Posted: Sun Mar 18, 2007 10:55 am
I've got my heart set on building a LB22 this year.But since all boats are compromises,how about builging a GV15 to share the same 40 horse motor.I would imagine using some sort of rolling hoist to make this doable.
Since I am basically a sailor the largest motor I've ever dealt with was an 8.Is this a dumb idea?
Posted: Sun Mar 18, 2007 12:18 pm
Rob my 50hp motor is over 225lbs. It might be a little tough to move over all the time. A hoist would be nice, but keep in mind the clearance you will need from the skeg of the motor to the top of the gunnels while the boat is also on the trailer. Its possible, but a tremendous amount of work.
Each changeover would include disconnecting the electrical system, the controls, the fuel system, and steering system. Then you must lift the motor and reattach each system (doubling the cost of those systems due to redundancy anyways).
If your seeking personal opinions, a nice 4 stroke for the LB22, and a used 2-smoke for the GV. In the end you will spend more time on the water, less time moving engines, and probably be relatively close to the same dollar figure.
Posted: Sun Mar 18, 2007 1:33 pm
Nuf said,I'm really showing my lack of power boat experience!
Posted: Sun Mar 18, 2007 1:53 pm
I would agree.
I would happily swap a tiller steer motor between boats of maybe up to 20 horse but not often.
I used to swap an old yammy 28 between a 30ft river cruiser and a 13ft Delquay but that was made easy by the cruiser having strong davits to hold a tender. The cruiser had telescopic cable steering and the dory had the old fashioned push-pull wires on pulleys.
Posted: Sun Mar 18, 2007 2:31 pm
Dont sweat a lack of experience. Its all a learning curve, and this forum allows us to air out our ideas without spending the money to find out if they work.
When are you going to start building your LB22? I highly reccomend getting crackin on it. Would love to see all 3 getting finished this year
Posted: Sun Mar 18, 2007 6:20 pm
It's not just the weight of the motor, it's swapping out all the controls and wiring
Posted: Mon Mar 19, 2007 8:00 am
Of course, if you make the swap often enough you will
1) minimize corrosion at all the connecting points and bolts,
2) vastly increase you knowledge of boats and boat propulsion,
3) probably expand your vocabulary to nearly Navy-grade.
Posted: Mon Mar 19, 2007 9:45 am
Gee, I guess I'm the contrarian, but I don't see it as that big a deal.
You get an engine hoist from the local discount aout supply store, the right lifting eye, and its not that big a deal.

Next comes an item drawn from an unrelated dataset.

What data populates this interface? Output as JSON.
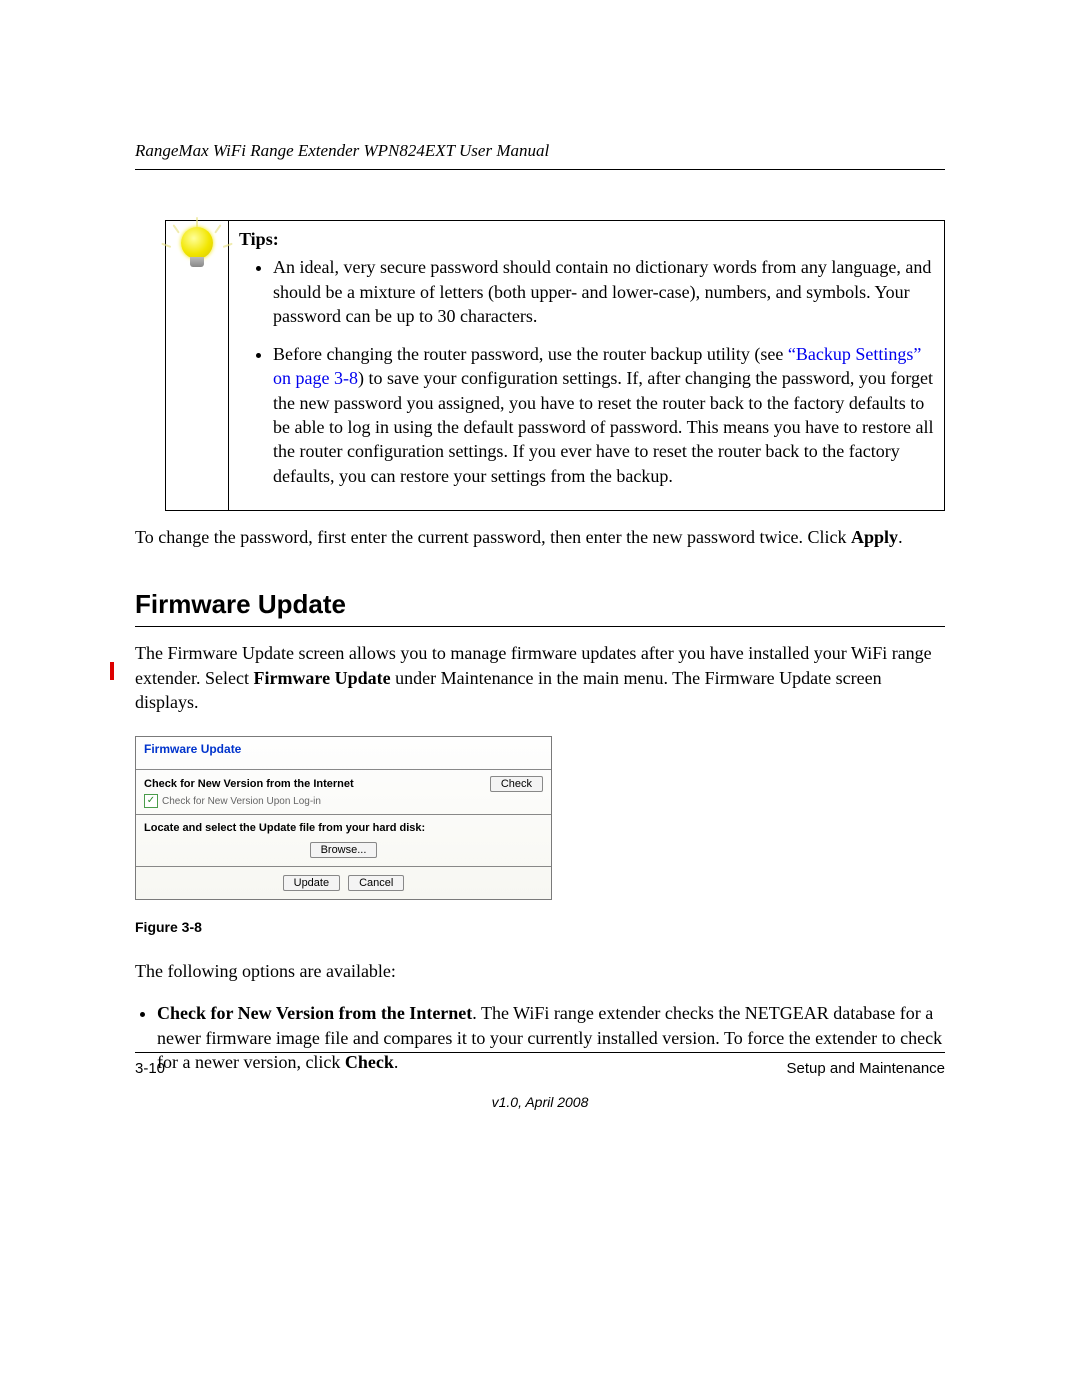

A hoist would be nice, but keep in mind the clearance you will need from the skeg of the motor to the top of the gunnels while the boat is also on the trailer. I
I'm not sure that I understand this statement. You only need to raise the motor enough for the inner clamps to clear the transom--maybe 4 inches.
Each changeover would include disconnecting the electrical system, the controls, the fuel system, and steering system.
Unless its some bizarre off brand motor, that's no big deal. On my OMC's I routinely do that in less than 5 minutes.
Used controls are cheap on Ebay.
If I wanted another boat, I certainly wouldn't let having to swap a motor being the limiting factor. I'm guessing that with enough room to move the boats around, it could be done in 30 minutes or less.
Posted: Mon Mar 19, 2007 3:06 pm
You could do it, if you had 2 complete sets of remotes and electrical wiring, and fuel runs that adapted to both outboards, but it would be a big headache, and a lot of wear and tear on the transoms, most likely.
Posted: Mon Mar 19, 2007 3:11 pm
and fuel runs that adapted to both outboards,
There is only one outboard, two boats.
The wear and tear on the transom would be minimal. People take motors on and off every time the go out with car toppers and small boats, and their transoms don't fall off.